Only one of his entries seemed out of place, and I wonder why he included it. Along with all of the other pieces in the book, each of which discussed elements of his life or maybe touched upon his parents’ lives before he was born, but for one. In one long entry, he talked about a movie he saw one night when he couldn’t sleep. A film from the 1940s or 1950s, called Dead on Arrival, or rather D.O.A. He discussed this film in almost scene by scene detail – a businessman from southern California takes a solo business trip to San Francisco, orders a drink at the bar, gets sick, learns that the drink contained poison and that there is no cure and he will die within 48 hours, and spent the remainder of the film successfully tracking down the individual who poisoned his drink, discovering the the murderer thought something about him and wasn’t even true, so that his death was going to be a mistake.

This description comes about 75% through the book. Random, it seems. But maybe Auster found a hidden message there, although his only comment was to wonder what he would do if he found himself in the same position with only 40 years to live. He was 64 when he wrote that book, and clearly was feeling his age. Now, he is 77 and, I assume, feels it even more.

I saw a film yesterday, too. A film starring Caesar Romero and Lois Maxwell, from 1952, called The Lady in the Fog. I could tell you the complete plot, just as Auster told me the complete plot of D.O.A. But I won’t.

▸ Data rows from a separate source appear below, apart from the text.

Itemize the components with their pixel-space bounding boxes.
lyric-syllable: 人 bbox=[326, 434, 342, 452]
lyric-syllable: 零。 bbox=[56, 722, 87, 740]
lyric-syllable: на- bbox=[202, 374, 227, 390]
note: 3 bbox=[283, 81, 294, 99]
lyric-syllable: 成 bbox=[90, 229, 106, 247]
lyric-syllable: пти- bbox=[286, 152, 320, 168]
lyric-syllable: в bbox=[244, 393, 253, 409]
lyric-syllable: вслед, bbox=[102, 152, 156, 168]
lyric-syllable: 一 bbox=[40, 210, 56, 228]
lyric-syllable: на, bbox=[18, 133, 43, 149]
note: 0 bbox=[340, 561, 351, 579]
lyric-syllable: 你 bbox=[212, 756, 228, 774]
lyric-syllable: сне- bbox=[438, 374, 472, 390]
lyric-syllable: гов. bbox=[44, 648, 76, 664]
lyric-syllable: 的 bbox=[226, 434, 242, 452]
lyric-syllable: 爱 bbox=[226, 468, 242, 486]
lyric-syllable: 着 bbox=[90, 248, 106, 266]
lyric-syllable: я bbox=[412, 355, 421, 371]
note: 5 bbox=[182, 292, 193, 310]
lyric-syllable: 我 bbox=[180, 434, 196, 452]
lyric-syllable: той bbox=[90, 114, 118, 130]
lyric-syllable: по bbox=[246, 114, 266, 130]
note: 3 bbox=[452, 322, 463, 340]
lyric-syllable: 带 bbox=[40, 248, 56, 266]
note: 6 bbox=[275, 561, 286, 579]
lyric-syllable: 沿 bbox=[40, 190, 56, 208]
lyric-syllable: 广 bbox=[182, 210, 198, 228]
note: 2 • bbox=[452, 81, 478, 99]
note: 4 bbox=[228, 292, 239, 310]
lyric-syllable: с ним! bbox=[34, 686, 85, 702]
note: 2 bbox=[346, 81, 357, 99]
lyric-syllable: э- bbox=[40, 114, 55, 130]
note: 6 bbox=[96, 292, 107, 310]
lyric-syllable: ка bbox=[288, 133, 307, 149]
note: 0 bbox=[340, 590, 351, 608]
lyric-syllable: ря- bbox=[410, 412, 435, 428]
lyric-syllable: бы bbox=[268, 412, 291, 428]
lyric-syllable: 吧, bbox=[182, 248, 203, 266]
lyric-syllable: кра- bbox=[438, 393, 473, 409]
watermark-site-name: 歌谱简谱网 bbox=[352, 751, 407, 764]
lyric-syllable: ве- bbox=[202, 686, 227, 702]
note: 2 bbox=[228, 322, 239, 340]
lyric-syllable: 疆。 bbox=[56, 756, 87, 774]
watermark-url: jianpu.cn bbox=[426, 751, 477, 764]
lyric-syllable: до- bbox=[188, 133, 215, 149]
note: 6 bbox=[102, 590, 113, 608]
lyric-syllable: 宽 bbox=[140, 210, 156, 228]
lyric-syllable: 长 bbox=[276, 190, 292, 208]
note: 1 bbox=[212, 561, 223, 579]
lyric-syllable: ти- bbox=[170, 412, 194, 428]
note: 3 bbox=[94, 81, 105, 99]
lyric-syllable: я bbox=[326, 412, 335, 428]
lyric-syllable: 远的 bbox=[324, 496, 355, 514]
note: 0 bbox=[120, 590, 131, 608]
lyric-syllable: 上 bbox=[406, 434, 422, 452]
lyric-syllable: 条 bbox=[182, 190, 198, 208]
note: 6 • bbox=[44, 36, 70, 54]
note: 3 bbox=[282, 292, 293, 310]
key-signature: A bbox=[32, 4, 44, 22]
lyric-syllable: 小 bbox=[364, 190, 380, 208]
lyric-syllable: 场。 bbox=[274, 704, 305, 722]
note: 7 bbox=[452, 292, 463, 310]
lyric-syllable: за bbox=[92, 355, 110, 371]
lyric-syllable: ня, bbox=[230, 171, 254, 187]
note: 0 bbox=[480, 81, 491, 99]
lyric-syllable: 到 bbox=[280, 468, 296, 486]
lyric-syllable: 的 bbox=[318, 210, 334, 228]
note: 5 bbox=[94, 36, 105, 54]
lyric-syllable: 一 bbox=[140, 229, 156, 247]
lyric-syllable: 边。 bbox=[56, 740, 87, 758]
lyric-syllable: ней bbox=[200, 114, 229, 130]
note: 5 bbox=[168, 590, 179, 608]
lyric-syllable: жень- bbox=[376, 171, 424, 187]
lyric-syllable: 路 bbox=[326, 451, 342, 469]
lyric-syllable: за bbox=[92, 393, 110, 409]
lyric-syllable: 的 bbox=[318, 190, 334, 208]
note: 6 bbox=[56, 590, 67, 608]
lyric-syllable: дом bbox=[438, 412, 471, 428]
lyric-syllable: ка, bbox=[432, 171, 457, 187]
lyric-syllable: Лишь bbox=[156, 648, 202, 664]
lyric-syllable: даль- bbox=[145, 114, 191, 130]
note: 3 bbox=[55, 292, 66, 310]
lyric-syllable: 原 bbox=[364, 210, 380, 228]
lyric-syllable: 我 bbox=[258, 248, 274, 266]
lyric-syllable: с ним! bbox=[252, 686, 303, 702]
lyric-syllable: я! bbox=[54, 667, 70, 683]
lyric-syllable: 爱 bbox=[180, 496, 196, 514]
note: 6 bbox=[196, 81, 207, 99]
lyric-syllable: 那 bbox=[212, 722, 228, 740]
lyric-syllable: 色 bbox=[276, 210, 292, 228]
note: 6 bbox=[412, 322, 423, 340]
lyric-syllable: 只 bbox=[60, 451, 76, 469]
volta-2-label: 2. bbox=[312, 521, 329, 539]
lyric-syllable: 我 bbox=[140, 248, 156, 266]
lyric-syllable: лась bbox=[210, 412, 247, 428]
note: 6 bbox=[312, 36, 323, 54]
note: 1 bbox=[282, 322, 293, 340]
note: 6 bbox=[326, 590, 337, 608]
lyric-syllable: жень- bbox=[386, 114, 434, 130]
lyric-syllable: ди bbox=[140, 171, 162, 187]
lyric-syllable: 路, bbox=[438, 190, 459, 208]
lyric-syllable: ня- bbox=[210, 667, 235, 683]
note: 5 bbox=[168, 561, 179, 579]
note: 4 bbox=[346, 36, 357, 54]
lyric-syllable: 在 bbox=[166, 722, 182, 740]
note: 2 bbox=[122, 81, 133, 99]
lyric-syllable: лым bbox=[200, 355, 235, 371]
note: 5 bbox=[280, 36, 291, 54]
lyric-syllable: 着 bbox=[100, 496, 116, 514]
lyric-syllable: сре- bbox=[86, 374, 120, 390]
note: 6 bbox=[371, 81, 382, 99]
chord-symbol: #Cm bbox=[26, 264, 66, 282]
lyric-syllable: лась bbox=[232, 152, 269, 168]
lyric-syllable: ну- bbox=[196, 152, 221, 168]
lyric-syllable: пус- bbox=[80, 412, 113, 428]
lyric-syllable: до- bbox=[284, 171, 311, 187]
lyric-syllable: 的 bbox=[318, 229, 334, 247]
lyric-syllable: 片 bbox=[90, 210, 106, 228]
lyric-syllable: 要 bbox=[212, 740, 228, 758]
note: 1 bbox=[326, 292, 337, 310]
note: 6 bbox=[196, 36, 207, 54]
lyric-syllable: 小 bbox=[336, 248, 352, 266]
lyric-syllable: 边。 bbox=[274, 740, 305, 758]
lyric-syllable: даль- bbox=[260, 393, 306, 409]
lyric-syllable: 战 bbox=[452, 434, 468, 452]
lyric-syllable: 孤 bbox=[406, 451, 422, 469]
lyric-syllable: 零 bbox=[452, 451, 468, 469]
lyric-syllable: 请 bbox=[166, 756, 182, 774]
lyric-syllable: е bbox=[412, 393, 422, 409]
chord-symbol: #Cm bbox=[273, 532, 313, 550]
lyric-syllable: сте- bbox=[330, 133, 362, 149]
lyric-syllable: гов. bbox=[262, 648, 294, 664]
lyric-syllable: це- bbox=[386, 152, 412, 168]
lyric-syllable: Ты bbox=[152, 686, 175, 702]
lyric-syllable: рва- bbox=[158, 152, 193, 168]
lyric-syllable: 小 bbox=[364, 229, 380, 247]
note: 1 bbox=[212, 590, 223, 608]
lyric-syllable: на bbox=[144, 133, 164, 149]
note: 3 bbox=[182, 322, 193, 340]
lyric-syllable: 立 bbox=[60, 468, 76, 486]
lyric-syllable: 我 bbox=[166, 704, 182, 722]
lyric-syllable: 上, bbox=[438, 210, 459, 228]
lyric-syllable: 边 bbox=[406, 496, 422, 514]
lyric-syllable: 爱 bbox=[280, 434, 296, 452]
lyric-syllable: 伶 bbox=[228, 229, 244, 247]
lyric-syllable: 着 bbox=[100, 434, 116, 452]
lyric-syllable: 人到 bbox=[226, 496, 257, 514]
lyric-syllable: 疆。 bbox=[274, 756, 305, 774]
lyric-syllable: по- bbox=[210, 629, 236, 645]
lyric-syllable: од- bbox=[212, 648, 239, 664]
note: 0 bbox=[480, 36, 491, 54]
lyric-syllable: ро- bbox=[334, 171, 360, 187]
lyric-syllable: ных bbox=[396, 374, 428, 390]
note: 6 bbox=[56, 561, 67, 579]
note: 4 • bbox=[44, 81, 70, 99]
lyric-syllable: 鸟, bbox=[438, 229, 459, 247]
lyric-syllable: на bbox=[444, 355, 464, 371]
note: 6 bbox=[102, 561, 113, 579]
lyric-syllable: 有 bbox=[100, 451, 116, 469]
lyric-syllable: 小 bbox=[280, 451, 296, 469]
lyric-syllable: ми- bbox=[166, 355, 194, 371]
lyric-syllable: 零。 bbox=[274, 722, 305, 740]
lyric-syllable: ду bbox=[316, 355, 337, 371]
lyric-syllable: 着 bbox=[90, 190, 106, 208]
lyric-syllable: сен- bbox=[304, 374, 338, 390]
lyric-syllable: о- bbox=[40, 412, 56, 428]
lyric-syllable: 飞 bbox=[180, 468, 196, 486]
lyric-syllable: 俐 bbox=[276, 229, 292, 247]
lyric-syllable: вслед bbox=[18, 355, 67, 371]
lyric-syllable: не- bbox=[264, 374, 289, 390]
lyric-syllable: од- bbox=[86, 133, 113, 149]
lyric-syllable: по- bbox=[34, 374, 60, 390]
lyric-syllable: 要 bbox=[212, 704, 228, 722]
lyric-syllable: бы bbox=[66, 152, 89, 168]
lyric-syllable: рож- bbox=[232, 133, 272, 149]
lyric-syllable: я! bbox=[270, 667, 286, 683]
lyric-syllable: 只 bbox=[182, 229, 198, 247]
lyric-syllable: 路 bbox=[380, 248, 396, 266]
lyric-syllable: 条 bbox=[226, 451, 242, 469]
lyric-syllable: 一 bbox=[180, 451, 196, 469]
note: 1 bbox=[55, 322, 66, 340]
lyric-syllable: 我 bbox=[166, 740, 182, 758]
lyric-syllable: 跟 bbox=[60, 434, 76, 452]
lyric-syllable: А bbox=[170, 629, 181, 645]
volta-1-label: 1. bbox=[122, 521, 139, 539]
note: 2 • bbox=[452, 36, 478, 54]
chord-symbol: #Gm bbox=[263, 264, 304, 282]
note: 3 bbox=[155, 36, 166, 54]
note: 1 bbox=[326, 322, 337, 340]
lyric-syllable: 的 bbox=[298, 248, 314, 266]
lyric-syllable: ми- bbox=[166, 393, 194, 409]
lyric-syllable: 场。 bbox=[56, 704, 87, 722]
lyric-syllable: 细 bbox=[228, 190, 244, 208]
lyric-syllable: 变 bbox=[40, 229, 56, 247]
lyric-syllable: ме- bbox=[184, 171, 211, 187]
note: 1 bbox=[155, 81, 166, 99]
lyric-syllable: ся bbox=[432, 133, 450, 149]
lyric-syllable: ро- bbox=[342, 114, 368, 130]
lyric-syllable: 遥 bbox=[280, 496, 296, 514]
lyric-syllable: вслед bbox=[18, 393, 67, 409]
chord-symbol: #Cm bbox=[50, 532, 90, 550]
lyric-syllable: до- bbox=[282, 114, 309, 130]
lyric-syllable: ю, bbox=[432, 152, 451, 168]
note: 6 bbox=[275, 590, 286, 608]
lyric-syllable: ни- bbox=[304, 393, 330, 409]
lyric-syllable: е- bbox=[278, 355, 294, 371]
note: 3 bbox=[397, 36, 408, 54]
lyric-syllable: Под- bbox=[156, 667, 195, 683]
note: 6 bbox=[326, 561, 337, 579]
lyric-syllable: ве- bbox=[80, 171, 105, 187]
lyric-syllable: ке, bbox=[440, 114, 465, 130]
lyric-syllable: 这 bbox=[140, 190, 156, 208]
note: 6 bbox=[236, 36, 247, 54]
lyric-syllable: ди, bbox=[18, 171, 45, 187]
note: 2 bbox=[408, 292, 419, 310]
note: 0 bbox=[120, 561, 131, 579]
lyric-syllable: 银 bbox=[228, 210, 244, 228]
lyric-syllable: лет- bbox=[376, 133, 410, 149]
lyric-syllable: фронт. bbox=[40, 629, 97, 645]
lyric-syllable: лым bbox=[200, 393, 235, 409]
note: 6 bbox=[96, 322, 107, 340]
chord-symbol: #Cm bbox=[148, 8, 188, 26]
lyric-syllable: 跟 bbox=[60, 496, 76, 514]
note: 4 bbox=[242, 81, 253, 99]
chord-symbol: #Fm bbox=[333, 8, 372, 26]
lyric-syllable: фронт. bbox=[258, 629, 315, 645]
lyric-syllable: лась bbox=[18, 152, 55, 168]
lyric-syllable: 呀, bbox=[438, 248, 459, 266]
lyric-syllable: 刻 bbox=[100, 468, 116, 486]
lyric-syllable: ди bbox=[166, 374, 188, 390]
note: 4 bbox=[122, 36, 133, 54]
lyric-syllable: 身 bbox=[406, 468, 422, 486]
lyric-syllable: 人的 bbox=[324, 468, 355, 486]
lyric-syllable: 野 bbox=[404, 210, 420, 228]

I will only tell you one thing. Have you ever heard of Lois Maxwell? No? Well, you have probably seen her in several films. She found her niche a little later. When she became Miss Moneypenny in all of the Sean Connery James Bond films. You learn something new every day.


2 responses to “In Like a Lamb; Out Like a Lion”

  1. Auster didn’t mention the death of his son? He’s one of my ‘go-to’ authors – can always count on him for an interesting story with compelling characters. His latest novel is on my library queue … soon, one hopes.